This brief history will outline how the Air Cadets has grown and changed from its beginnings as an essential part of the Royal Air Force, supplying better-trained and experienced personnel during times of war, into the largest Air Cadet Organisation in the world.
In 1938, with the clouds of war forming over Europe, Air Commodore Sir John Chamier recognised the need to provide young men with aviation-related skills to prepare them for the Air Combat which would inevitably come with World War II. Hence, the Air Defence Cadet Corps (ADCC) was set up and proved popular with thousands of young men joining up. On 5th February 1941, the ADCC was formally established by Royal Warrant becoming the Air Training Corps (ATC) with a new badge and motto, 'Venture Adventure', still used to this day.
Air Commodore Sir John Chamier at his Desk.
Air Cadets learn the basics of flight at RNAS St Merryn in Cornwall.
An Air Training Corps Cadet secures his parachute, before an air experience flight in a De Havilland Tiger Moth at Biggin Hill, Kent, 4th January 1942.
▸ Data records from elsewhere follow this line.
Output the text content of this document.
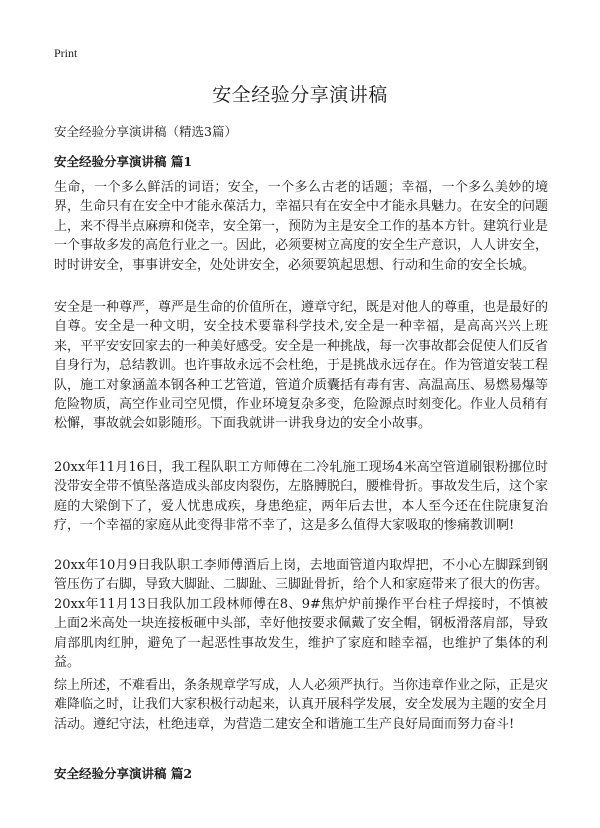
Print
安全经验分享演讲稿

安全经验分享演讲稿（精选3篇）

安全经验分享演讲稿 篇1

生命，一个多么鲜活的词语；安全，一个多么古老的话题；幸福，一个多么美妙的境界，生命只有在安全中才能永葆活力，幸福只有在安全中才能永具魅力。在安全的问题上，来不得半点麻痹和侥幸，安全第一，预防为主是安全工作的基本方针。建筑行业是一个事故多发的高危行业之一。因此，必须要树立高度的安全生产意识，人人讲安全，时时讲安全，事事讲安全，处处讲安全，必须要筑起思想、行动和生命的安全长城。

安全是一种尊严，尊严是生命的价值所在，遵章守纪，既是对他人的尊重，也是最好的自尊。安全是一种文明，安全技术要靠科学技术,安全是一种幸福，是高高兴兴上班来，平平安安回家去的一种美好感受。安全是一种挑战，每一次事故都会促使人们反省自身行为，总结教训。也许事故永远不会杜绝，于是挑战永远存在。作为管道安装工程队，施工对象涵盖本钢各种工艺管道，管道介质囊括有毒有害、高温高压、易燃易爆等危险物质，高空作业司空见惯，作业环境复杂多变，危险源点时刻变化。作业人员稍有松懈，事故就会如影随形。下面我就讲一讲我身边的安全小故事。

20xx年11月16日，我工程队职工方师傅在二冷轧施工现场4米高空管道刷银粉挪位时没带安全带不慎坠落造成头部皮肉裂伤，左胳膊脱臼，腰椎骨折。事故发生后，这个家庭的大梁倒下了，爱人忧患成疾，身患绝症，两年后去世，本人至今还在住院康复治疗，一个幸福的家庭从此变得非常不幸了，这是多么值得大家吸取的惨痛教训啊!

20xx年10月9日我队职工李师傅酒后上岗，去地面管道内取焊把，不小心左脚踩到钢管压伤了右脚，导致大脚趾、二脚趾、三脚趾骨折，给个人和家庭带来了很大的伤害。20xx年11月13日我队加工段林师傅在8、9#焦炉炉前操作平台柱子焊接时，不慎被上面2米高处一块连接板砸中头部，幸好他按要求佩戴了安全帽，钢板滑落肩部，导致肩部肌肉红肿，避免了一起恶性事故发生，维护了家庭和睦幸福，也维护了集体的利益。

综上所述，不难看出，条条规章学写成，人人必须严执行。当你违章作业之际，正是灾难降临之时，让我们大家积极行动起来，认真开展科学发展，安全发展为主题的安全月活动。遵纪守法，杜绝违章，为营造二建安全和谐施工生产良好局面而努力奋斗!

安全经验分享演讲稿 篇2
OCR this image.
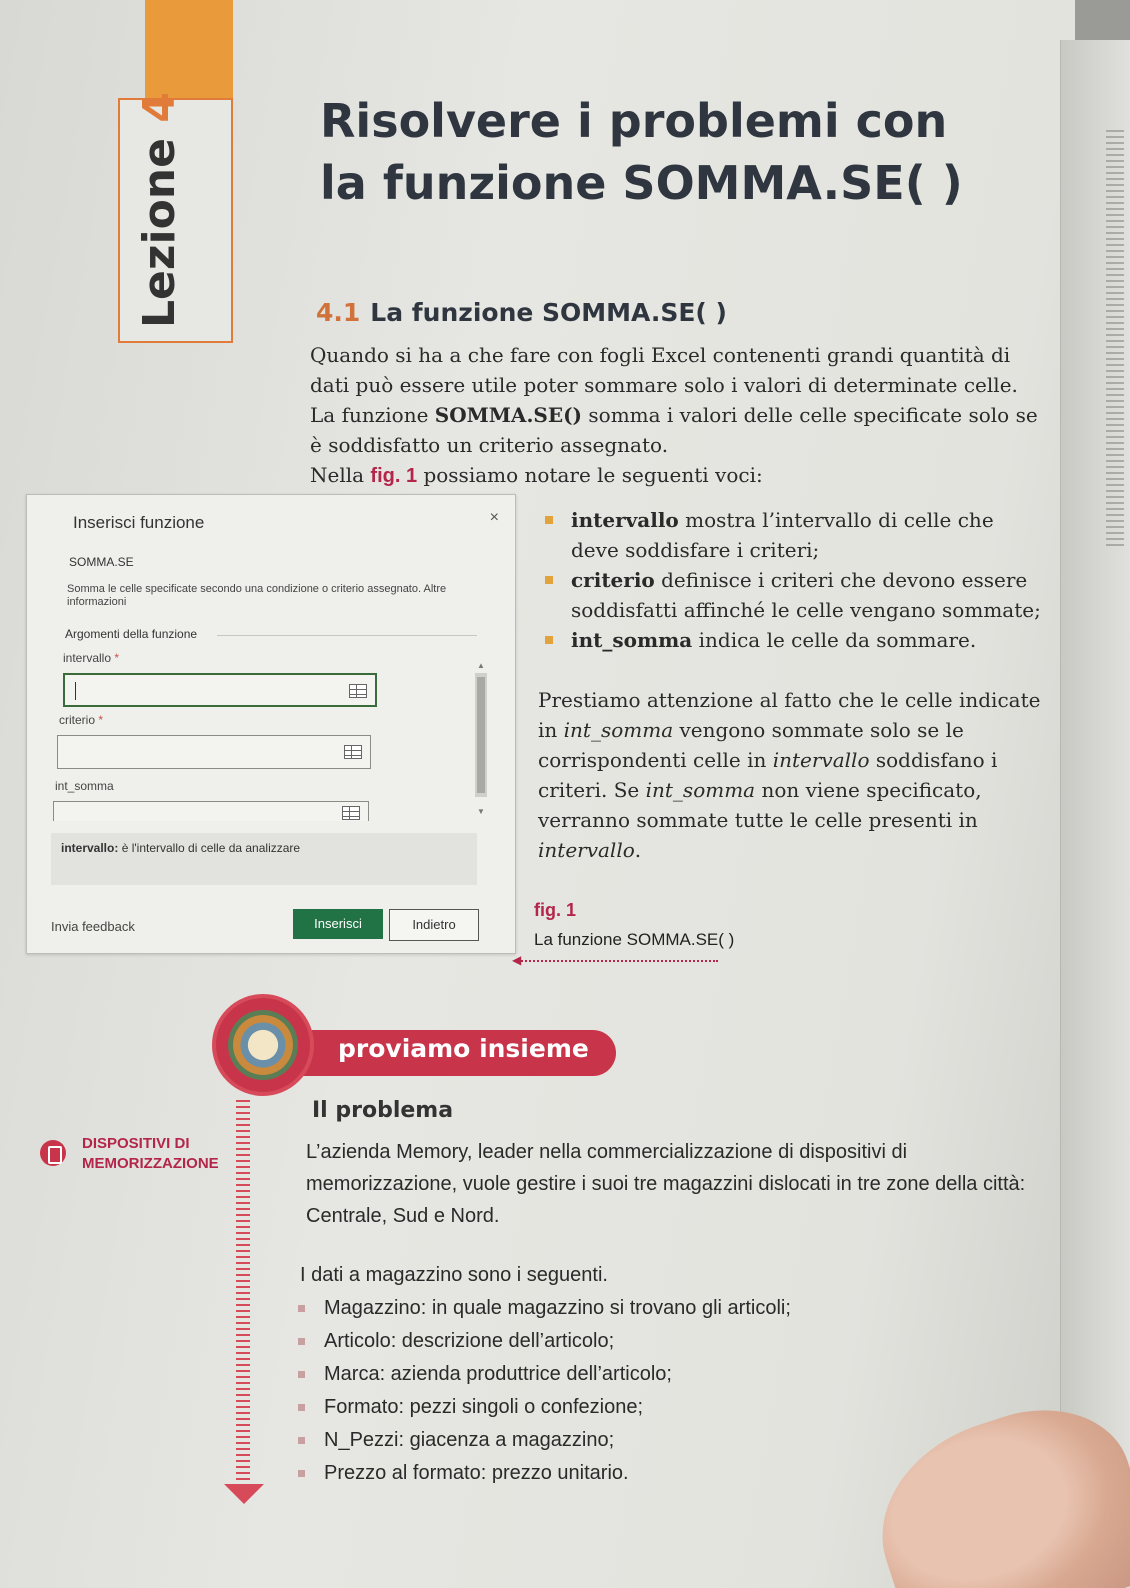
Lezione 4	Risolvere i problemi con
la funzione SOMMA.SE( )
4.1 La funzione SOMMA.SE( )

Quando si ha a che fare con fogli Excel contenenti grandi quantità di dati può essere utile poter sommare solo i valori di determinate celle.

La funzione SOMMA.SE() somma i valori delle celle specificate solo se è soddisfatto un criterio assegnato.

Nella fig. 1 possiamo notare le seguenti voci:

Inserisci funzione	×
SOMMA.SE
Somma le celle specificate secondo una condizione o criterio assegnato. Altre informazioni
Argomenti della funzione
intervallo *
criterio *
int_somma
▲
▼
intervallo: è l'intervallo di celle da analizzare
Invia feedback	Inserisci	Indietro
intervallo mostra l’intervallo di celle che deve soddisfare i criteri;
criterio definisce i criteri che devono essere soddisfatti affinché le celle vengano sommate;
int_somma indica le celle da sommare.
Prestiamo attenzione al fatto che le celle indicate in int_somma vengono sommate solo se le corrispondenti celle in intervallo soddisfano i criteri. Se int_somma non viene specificato, verranno sommate tutte le celle presenti in intervallo.
fig. 1
La funzione SOMMA.SE( )
◀
proviamo insieme
DISPOSITIVI DI
MEMORIZZAZIONE
Il problema
L’azienda Memory, leader nella commercializzazione di dispositivi di memorizzazione, vuole gestire i suoi tre magazzini dislocati in tre zone della città: Centrale, Sud e Nord.
I dati a magazzino sono i seguenti.
Magazzino: in quale magazzino si trovano gli articoli;
Articolo: descrizione dell’articolo;
Marca: azienda produttrice dell’articolo;
Formato: pezzi singoli o confezione;
N_Pezzi: giacenza a magazzino;
Prezzo al formato: prezzo unitario.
The Air Training Corps doubled in size with squadrons up and down the country standing up to prepare young men for entry into the Royal Air Force. At the close of the war, the Air Training Corps began to change into the organisation it is today. Gliding lessons became available to get cadets up in the air and in 1980 females were allowed to join, helping to bring more people together to enjoy everything that Air Cadet life has to offer!